DOI: 10.55525/tjst.1931327 ISSN: 1308-9080

A Constraint-Aware Soft Voting Ensemble Framework for Credit Card Fraud Detection under Operational Threshold Optimization

Büşra Demir Sezgin, Şükrü Mustafa Kaya
Credit card fraud detection is a challenging binary classification problem due to extreme class imbalance and the operational cost asymmetry between false negatives and false positives. Although high-performing classifiers can provide strong probability estimates, their practical effectiveness depends heavily on how these probabilities are converted into final fraud decisions. This study proposes a constraint-aware soft voting ensemble framework that explicitly separates model training from decision threshold selection.

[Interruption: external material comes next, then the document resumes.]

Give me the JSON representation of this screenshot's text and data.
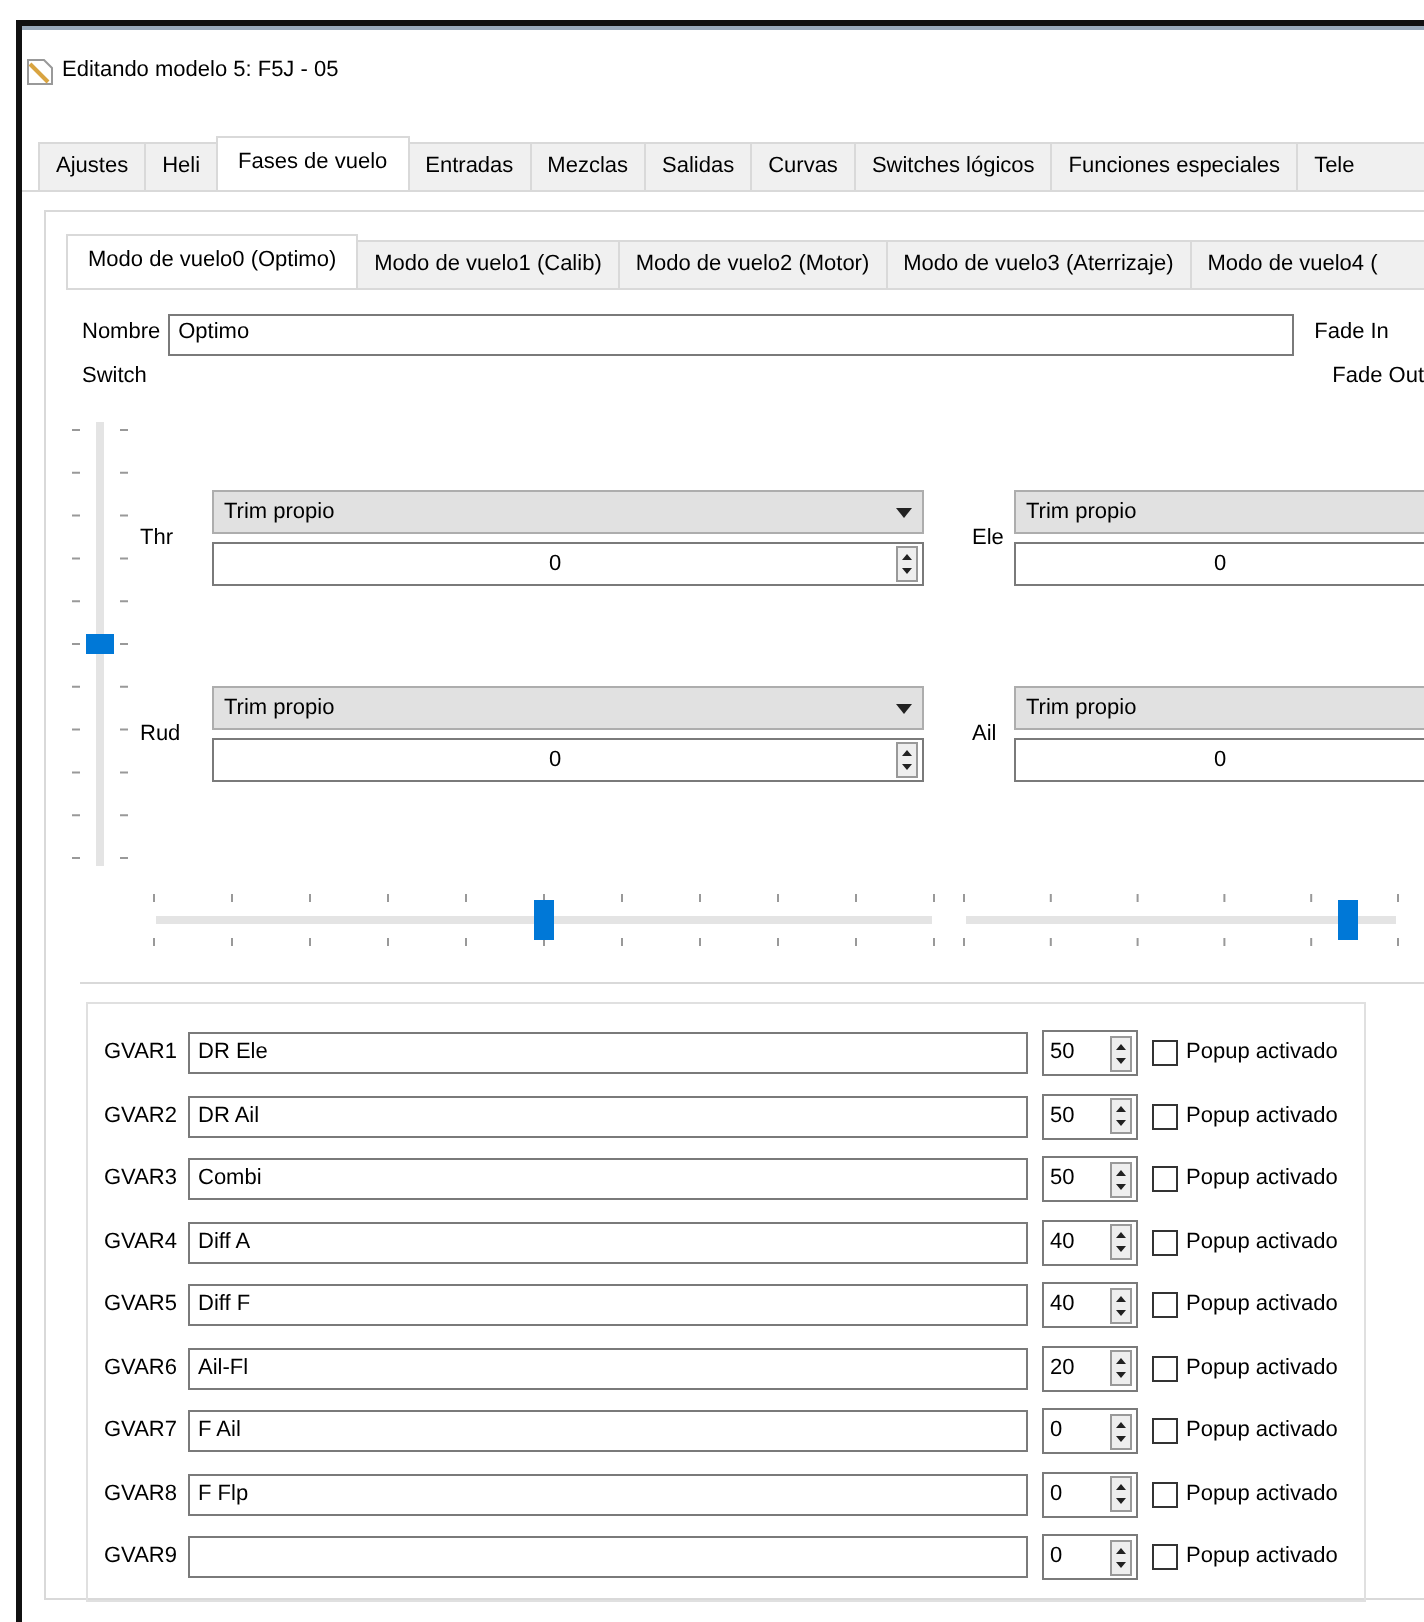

The framework combines the probabilistic outputs of XGBoost, LightGBM, and Decision Tree classifiers through soft voting and then determines the final decision threshold on a validation set under predefined minimum recall and precision constraints. Unlike conventional approaches that rely on fixed probability thresholds, the proposed method aligns the classification decision with operational fraud detection requirements. Experimental results on a highly imbalanced credit card fraud dataset show that the proposed ensemble achieves a precision of 0.9000, recall of 0.8514, F1-score of 0.8750, ROC-AUC of 0.9525, and PR-AUC of 0.8441. The confusion matrix further demonstrates that the framework maintains a low false-positive rate while detecting most fraudulent transactions. These findings indicate that constraint-aware threshold optimization can improve the practical decision quality of ensemble-based fraud detection systems without requiring retraining of the underlying classifiers.